CVE-2023-6974
CVE-2023-6974
Weakness (CWE)
CVSS Vector
v3.1- Attack Vector
- Network
- Attack Complexity
- Low
- Privileges Required
- None
- User Interaction
- None
- Scope
- Unchanged
- Confidentiality
- High
- Integrity
- High
- Availability
- High
Description
A malicious user could use this issue to access internal HTTP(s) servers and in the worst case (ie: aws instance) it could be abuse to get a remote code execution on the victim machine.
Comprehensive Technical Analysis of CVE-2023-6974
1. Vulnerability Assessment and Severity Evaluation
CVE ID: CVE-2023-6974 CVSS Score: 9.8
The CVSS score of 9.8 indicates that this vulnerability is critical. The high score is likely due to the potential for remote code execution (RCE) and the ability to access internal HTTP(s) servers, which can lead to significant damage if exploited.
2. Potential Attack Vectors and Exploitation Methods
Attack Vectors:
- Internal HTTP(s) Server Access: An attacker could exploit this vulnerability to gain unauthorized access to internal HTTP(s) servers. This could be particularly dangerous in cloud environments like AWS, where internal services are often interconnected.
- Remote Code Execution (RCE): In the worst-case scenario, the attacker could execute arbitrary code on the victim machine, leading to complete system compromise.
Exploitation Methods:
- Network Scanning: Attackers may scan for vulnerable systems using automated tools.
- Exploit Kits: Pre-built exploit kits could be used to automate the exploitation process.
- Phishing: Social engineering techniques could be employed to trick users into accessing malicious links or downloading malicious files that exploit the vulnerability.

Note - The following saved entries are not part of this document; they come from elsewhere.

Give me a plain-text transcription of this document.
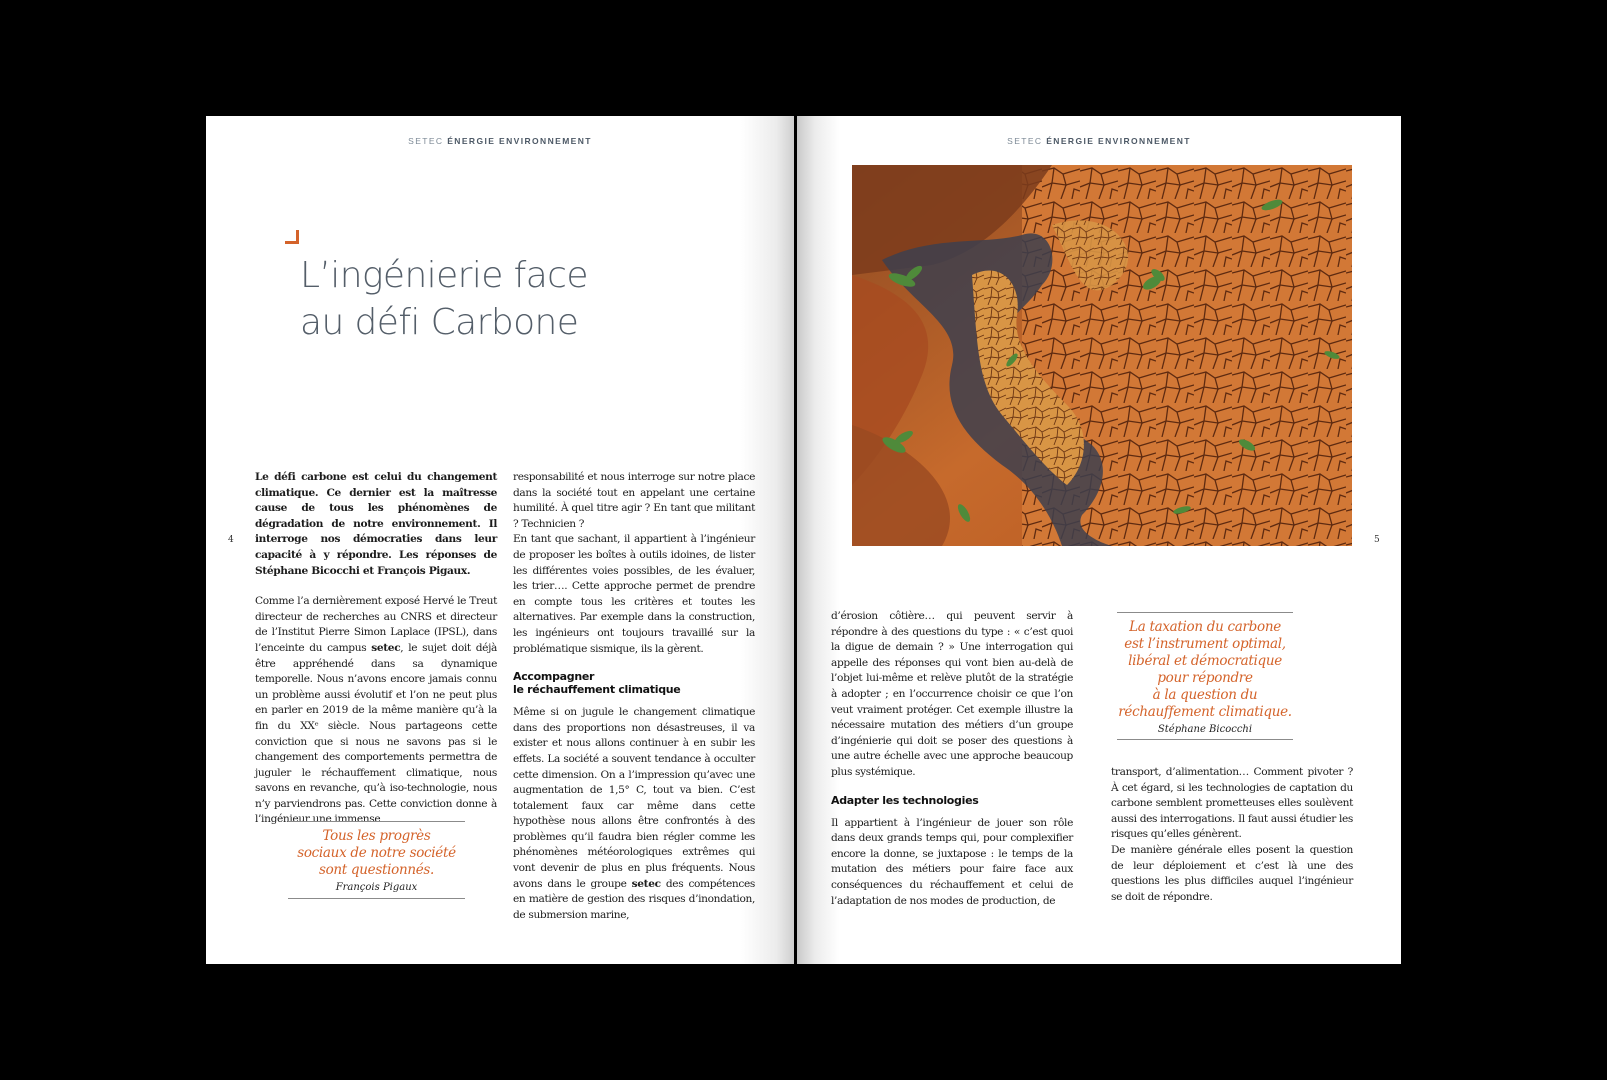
SETEC ÉNERGIE ENVIRONNEMENT
4
L’ingénierie face
au défi Carbone

Le défi carbone est celui du changement climatique. Ce dernier est la maîtresse cause de tous les phénomènes de dégradation de notre environnement. Il interroge nos démocraties dans leur capacité à y répondre. Les réponses de Stéphane Bicocchi et François Pigaux.

Comme l’a dernièrement exposé Hervé le Treut directeur de recherches au CNRS et directeur de l’Institut Pierre Simon Laplace (IPSL), dans l’enceinte du campus setec, le sujet doit déjà être appréhendé dans sa dynamique temporelle. Nous n’avons encore jamais connu un problème aussi évolutif et l’on ne peut plus en parler en 2019 de la même manière qu’à la fin du XXᵉ siècle. Nous partageons cette conviction que si nous ne savons pas si le changement des comportements permettra de juguler le réchauffement climatique, nous savons en revanche, qu’à iso-technologie, nous n’y parviendrons pas. Cette conviction donne à l’ingénieur une immense

Tous les progrès
sociaux de notre société
sont questionnés.
François Pigaux

responsabilité et nous interroge sur notre place dans la société tout en appelant une certaine humilité. À quel titre agir ? En tant que militant ? Technicien ?

En tant que sachant, il appartient à l’ingénieur de proposer les boîtes à outils idoines, de lister les différentes voies possibles, de les évaluer, les trier…. Cette approche permet de prendre en compte tous les critères et toutes les alternatives. Par exemple dans la construction, les ingénieurs ont toujours travaillé sur la problématique sismique, ils la gèrent.

Accompagner
le réchauffement climatique

Même si on jugule le changement climatique dans des proportions non désastreuses, il va exister et nous allons continuer à en subir les effets. La société a souvent tendance à occulter cette dimension. On a l’impression qu’avec une augmentation de 1,5° C, tout va bien. C’est totalement faux car même dans cette hypothèse nous allons être confrontés à des problèmes qu’il faudra bien régler comme les phénomènes météorologiques extrêmes qui vont devenir de plus en plus fréquents. Nous avons dans le groupe setec des compétences en matière de gestion des risques d’inondation, de submersion marine,

SETEC ÉNERGIE ENVIRONNEMENT
5

d’érosion côtière… qui peuvent servir à répondre à des questions du type : « c’est quoi la digue de demain ? » Une interrogation qui appelle des réponses qui vont bien au-delà de l’objet lui-même et relève plutôt de la stratégie à adopter ; en l’occurrence choisir ce que l’on veut vraiment protéger. Cet exemple illustre la nécessaire mutation des métiers d’un groupe d’ingénierie qui doit se poser des questions à une autre échelle avec une approche beaucoup plus systémique.

Adapter les technologies

Il appartient à l’ingénieur de jouer son rôle dans deux grands temps qui, pour complexifier encore la donne, se juxtapose : le temps de la mutation des métiers pour faire face aux conséquences du réchauffement et celui de l’adaptation de nos modes de production, de

La taxation du carbone
est l’instrument optimal,
libéral et démocratique
pour répondre
à la question du
réchauffement climatique.
Stéphane Bicocchi

transport, d’alimentation… Comment pivoter ? À cet égard, si les technologies de captation du carbone semblent prometteuses elles soulèvent aussi des interrogations. Il faut aussi étudier les risques qu’elles génèrent.

De manière générale elles posent la question de leur déploiement et c’est là une des questions les plus difficiles auquel l’ingénieur se doit de répondre.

3. Affected Systems and Software Versions
Affected Software:
- MLflow: The vulnerability is associated with the MLflow project, a popular open-source platform for managing the end-to-end machine learning lifecycle.
Affected Versions:
- Specific versions affected are not listed in the provided information. However, the references point to a commit in the MLflow GitHub repository, suggesting that versions prior to this commit are likely vulnerable.
4. Recommended Mitigation Strategies
Immediate Actions:
- Patching: Apply the patch provided in the MLflow GitHub repository (commit 8174250f83352a04c2d42079f414759060458555).
- Network Segmentation: Implement strict network segmentation to limit the accessibility of internal HTTP(s) servers.
- Access Controls: Enforce strong access controls and authentication mechanisms to prevent unauthorized access.
Long-Term Strategies:
- Regular Audits: Conduct regular security audits and vulnerability assessments.
- Monitoring: Implement continuous monitoring and logging to detect and respond to suspicious activities.
- User Education: Educate users about the risks of phishing and other social engineering attacks.
5. Impact on Cybersecurity Landscape
Immediate Impact:
- Increased Risk: Organizations using MLflow are at increased risk of unauthorized access and RCE, which could lead to data breaches, system compromises, and financial losses.
- Reputation Damage: Successful exploitation could result in significant damage to an organization's reputation.
Long-Term Impact:
- Enhanced Security Measures: The discovery of this vulnerability may prompt organizations to enhance their security measures, particularly around access controls and network segmentation.
- Increased Awareness: Greater awareness of the risks associated with open-source software and the need for regular patching and updates.
6. Technical Details for Security Professionals
Vulnerability Details:
- The vulnerability allows an attacker to access internal HTTP(s) servers and potentially execute remote code on the victim machine. This is particularly concerning in cloud environments where internal services are often interconnected.
Exploit References:
- GitHub Commit: MLflow Patch
- Huntr Bounty: Exploit and Third Party Advisory
Mitigation Steps:
- Identify Vulnerable Systems: Use vulnerability scanners to identify systems running vulnerable versions of MLflow.
- Apply Patches: Ensure all identified systems are patched with the latest updates from the MLflow GitHub repository.
- Implement Network Segmentation: Use firewalls and VLANs to segment internal networks and limit access to critical servers.
- Enforce Access Controls: Implement multi-factor authentication (MFA) and role-based access controls (RBAC) to restrict access to sensitive systems.
- Monitor and Log: Set up continuous monitoring and logging to detect and respond to any suspicious activities.
Conclusion: CVE-2023-6974 is a critical vulnerability that poses significant risks to organizations using MLflow. Immediate patching and implementation of robust security measures are essential to mitigate the risks associated with this vulnerability. Regular audits and continuous monitoring are crucial for maintaining a strong security posture in the face of evolving threats.